A second follow up to my digital crime history talk with (hopefully) some more practical notes and resources.
I’m as guilty as anyone of holding on to my old research data (databases, transcriptions, abstracts, calendars, etc of primary sources), so this is pulling together some stuff to prod me into action this summer. I have material going right back to my MA thesis that I keep not getting round to sharing. My resolution is that I’m going to try to do better this year. This post is partly to help me (and maybe you too?) to get there.
A couple of thoughts first. I think there are two slightly different meanings of ‘messy’ to be teased apart here.
One is about errors and gaps in the content of the material – we all make mistakes in transcription, especially when we’re learning the ropes; we leave “???” where we couldn’t quite make out what the source said; etc. I’m not talking about cleaning all of that up to spare your embarrassment. You know you’ll never get round to sorting that crap out (especially if it would require going back to the archives); so it’s time to try to get over your shame and be prepared to share it warts and all (and include appropriate caveats).
I’m thinking more in terms of tidying the structure, format, labelling and documentation of the data. So, for example, someone else can import it into database without columns ending up all over the place, or with abbreviations and codes that no one but you can interpret.
- Ensure it includes the archive references for the originals!
- Add documentation that explains the dataset (and its limitations) accurately. If you’ve used codes in any fields on a spreadsheet or databse, for convenience in data entry, make sure you add a list of what they actually stand for (or use Find & Replace to change them to something more transparent!).
- Be clear about what it represents (eg full transcriptions, partial transcriptions, just summaries, etc)
- Ideally, write the documentation itself in a structured data format to make it machine-readable (“metadata“; also, this intro).
- Convert it to a non-proprietary format (eg .csv text files); or use one that has good inter-operability for people who don’t have the software you used to create it. Eg, Excel spreadsheets (.xls, .xlsx) can be opened in quite a lot of different packages and converted to other formats quite easily, but Access databases (.mdb) are much more difficult to share. Plain text files (.txt) are preferable to Word docs.
This last point isn’t just about data sharing, by the way, but also about preservation for your own use in the longer term.
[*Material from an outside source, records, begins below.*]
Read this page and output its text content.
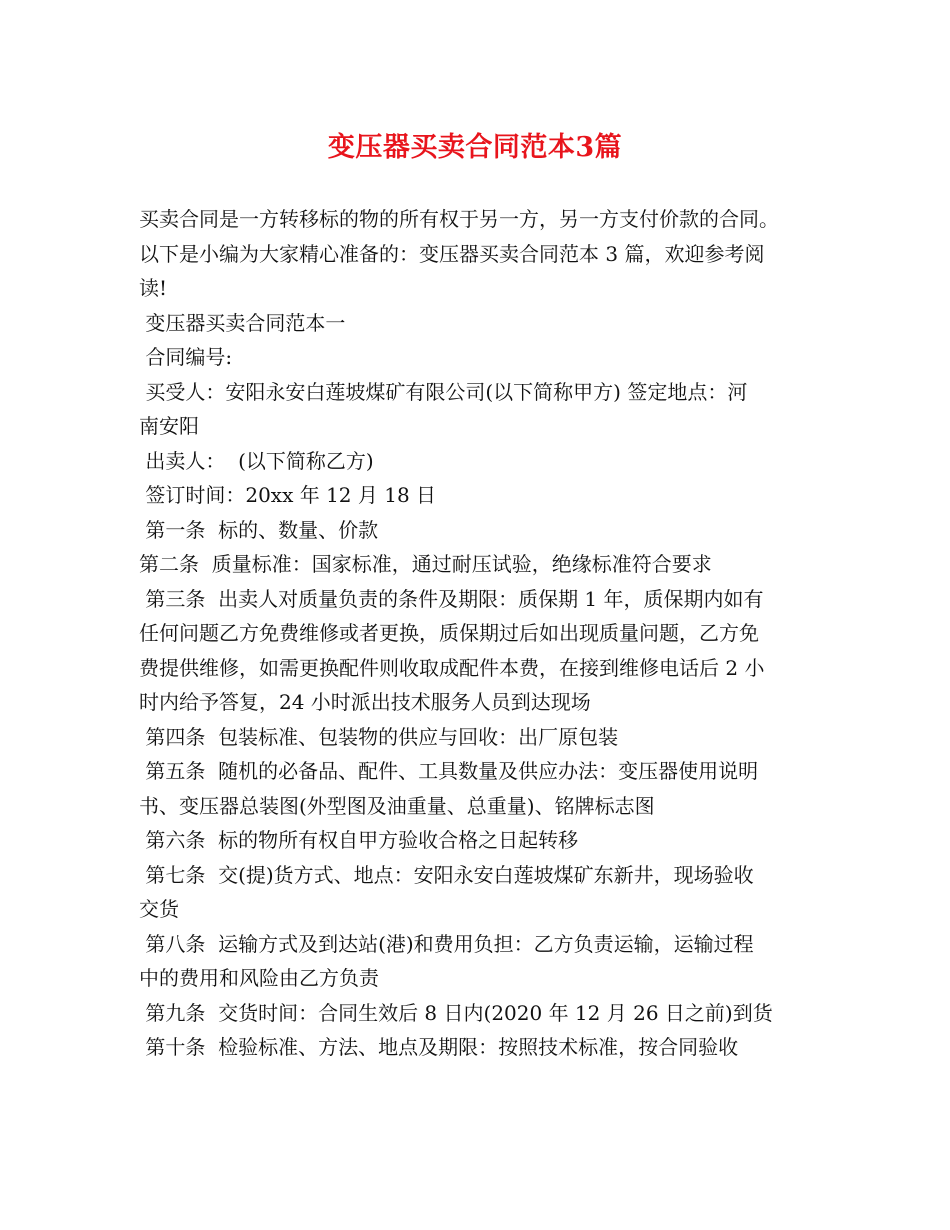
变压器买卖合同范本3篇
买卖合同是一方转移标的物的所有权于另一方，另一方支付价款的合同。
以下是小编为大家精心准备的：变压器买卖合同范本 3 篇，欢迎参考阅
读!
变压器买卖合同范本一
合同编号:
买受人：安阳永安白莲坡煤矿有限公司(以下简称甲方) 签定地点：河
南安阳
出卖人：  (以下简称乙方)
签订时间：20xx 年 12 月 18 日
第一条  标的、数量、价款
第二条  质量标准：国家标准，通过耐压试验，绝缘标准符合要求
第三条  出卖人对质量负责的条件及期限：质保期 1 年，质保期内如有
任何问题乙方免费维修或者更换，质保期过后如出现质量问题，乙方免
费提供维修，如需更换配件则收取成配件本费，在接到维修电话后 2 小
时内给予答复，24 小时派出技术服务人员到达现场
第四条  包装标准、包装物的供应与回收：出厂原包装
第五条  随机的必备品、配件、工具数量及供应办法：变压器使用说明
书、变压器总装图(外型图及油重量、总重量)、铭牌标志图
第六条  标的物所有权自甲方验收合格之日起转移
第七条  交(提)货方式、地点：安阳永安白莲坡煤矿东新井，现场验收
交货
第八条  运输方式及到达站(港)和费用负担：乙方负责运输，运输过程
中的费用和风险由乙方负责
第九条  交货时间：合同生效后 8 日内(2020 年 12 月 26 日之前)到货
第十条  检验标准、方法、地点及期限：按照技术标准，按合同验收
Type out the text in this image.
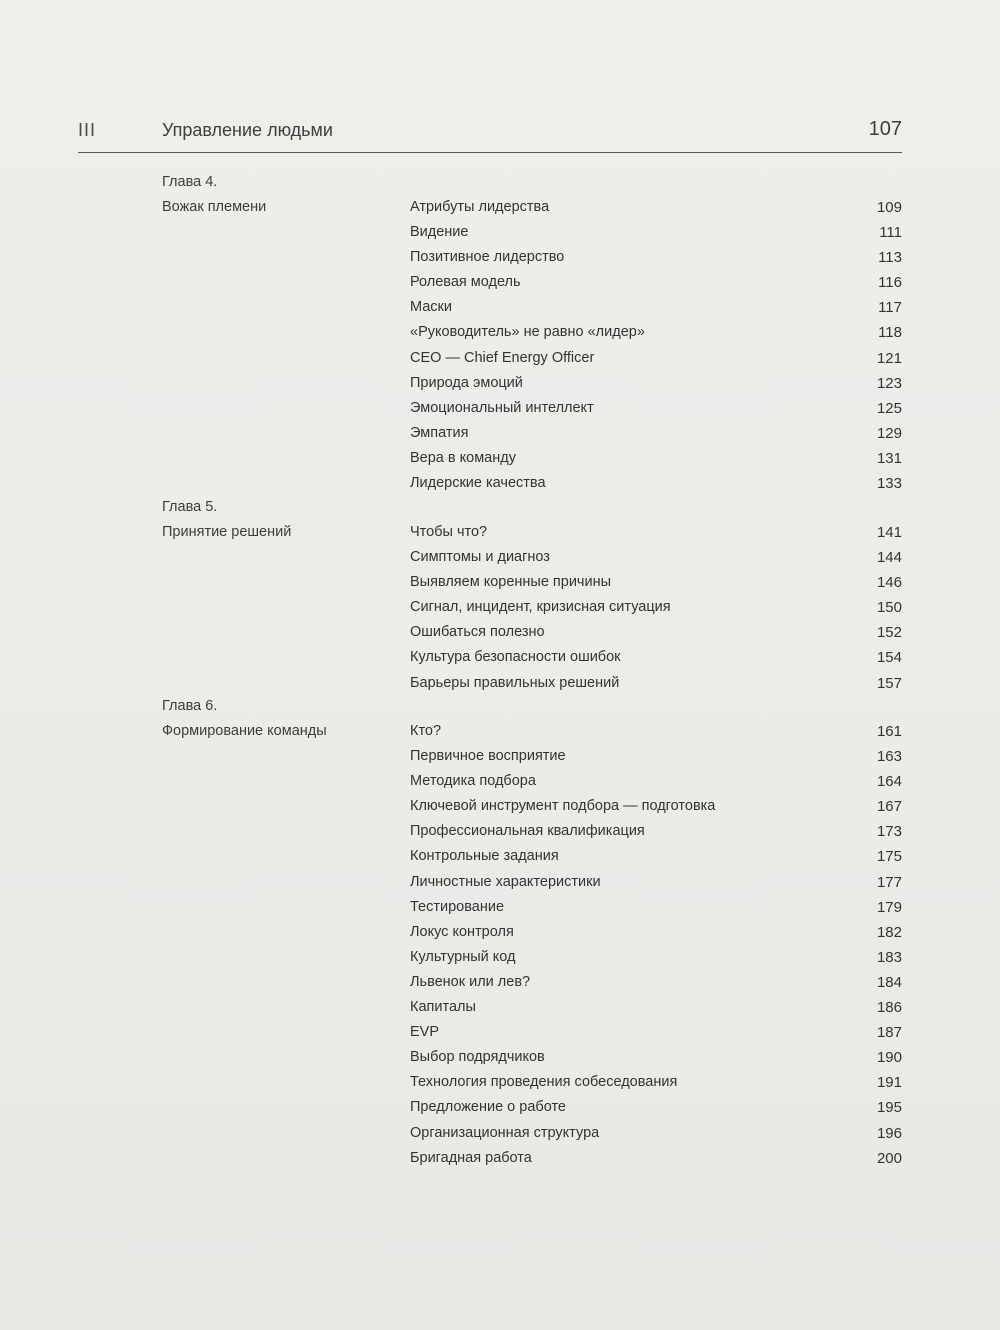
III	Управление людьми	107
Глава 4.
Вожак племени	Атрибуты лидерства	109
Видение	111
Позитивное лидерство	113
Ролевая модель	116
Маски	117
«Руководитель» не равно «лидер»	118
CEO — Chief Energy Officer	121
Природа эмоций	123
Эмоциональный интеллект	125
Эмпатия	129
Вера в команду	131
Лидерские качества	133
Глава 5.
Принятие решений	Чтобы что?	141
Симптомы и диагноз	144
Выявляем коренные причины	146
Сигнал, инцидент, кризисная ситуация	150
Ошибаться полезно	152
Культура безопасности ошибок	154
Барьеры правильных решений	157
Глава 6.
Формирование команды	Кто?	161
Первичное восприятие	163
Методика подбора	164
Ключевой инструмент подбора — подготовка	167
Профессиональная квалификация	173
Контрольные задания	175
Личностные характеристики	177
Тестирование	179
Локус контроля	182
Культурный код	183
Львенок или лев?	184
Капиталы	186
EVP	187
Выбор подрядчиков	190
Технология проведения собеседования	191
Предложение о работе	195
Организационная структура	196
Бригадная работа	200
Do you want to find yourself unable to access all that hard work you did in the archives in just a few years because a manufacturer stopped making that software you used, or the version of it that you were using isn’t supported any more?
And don’t forget, if you share data, you can get credit back too. (Make sure your documentation includes clear citation guidance…) Use a Creative Commons licence or something similar.
At the same time, this isn’t about trying to achieve perfection. (I don’t really advise going and plunging into the data management guidelines at the UK Data Service unless you have a lot of time on your hands…)
There are two resources I plan to try out (hey, I might even blog about the experience):
A repository for research data that takes care of long term preservation and good archival practices, while researchers can share, keep control of and get recognition for their data.
(This may be aimed at social scientists, so I don’t know quite what it’ll be like to use as a historian. Only one way to find out…)
2. OpenRefine (was Google Refine)
a powerful tool for working with messy data, cleaning it, transforming it from one format into another, extending it with web services, and linking it to databases like Freebase.
The School of Data is something I’ve bookmarked recently that may also have something useful.
Right, who’s with me?
5 thoughts on “Unclean, unclean! What historians can do about sharing our messy research data”
Open Refine has been my new best friend for a few months now. Tony Hirst has some nice protips on his blog > http://blog.ouseful.info/?s=google+refine
There are non-technical reasons that make release of raw research material a challenge.
We spent some time talking about this at the “Show Me Your Data: Scholarly Notes/Public Expectations” session (proposal, notes) at THATCamp Leadership two weeks ago. The problems that we’re running into are not with archiving a dataset per se, but rather with repurposing it for public use.
There are all kind of perils for the scholar invoved, since citations were appropriate for a book but not a searchable website, as well as for the public, since transforming manuscript census entries into a database sortable and searchable by attribute allows the public to easily get lists of people recorded as “whore”, “negro trader”, illiterate or insane.
I’ve amended the raw session notes with more details about our discussion after reading this post.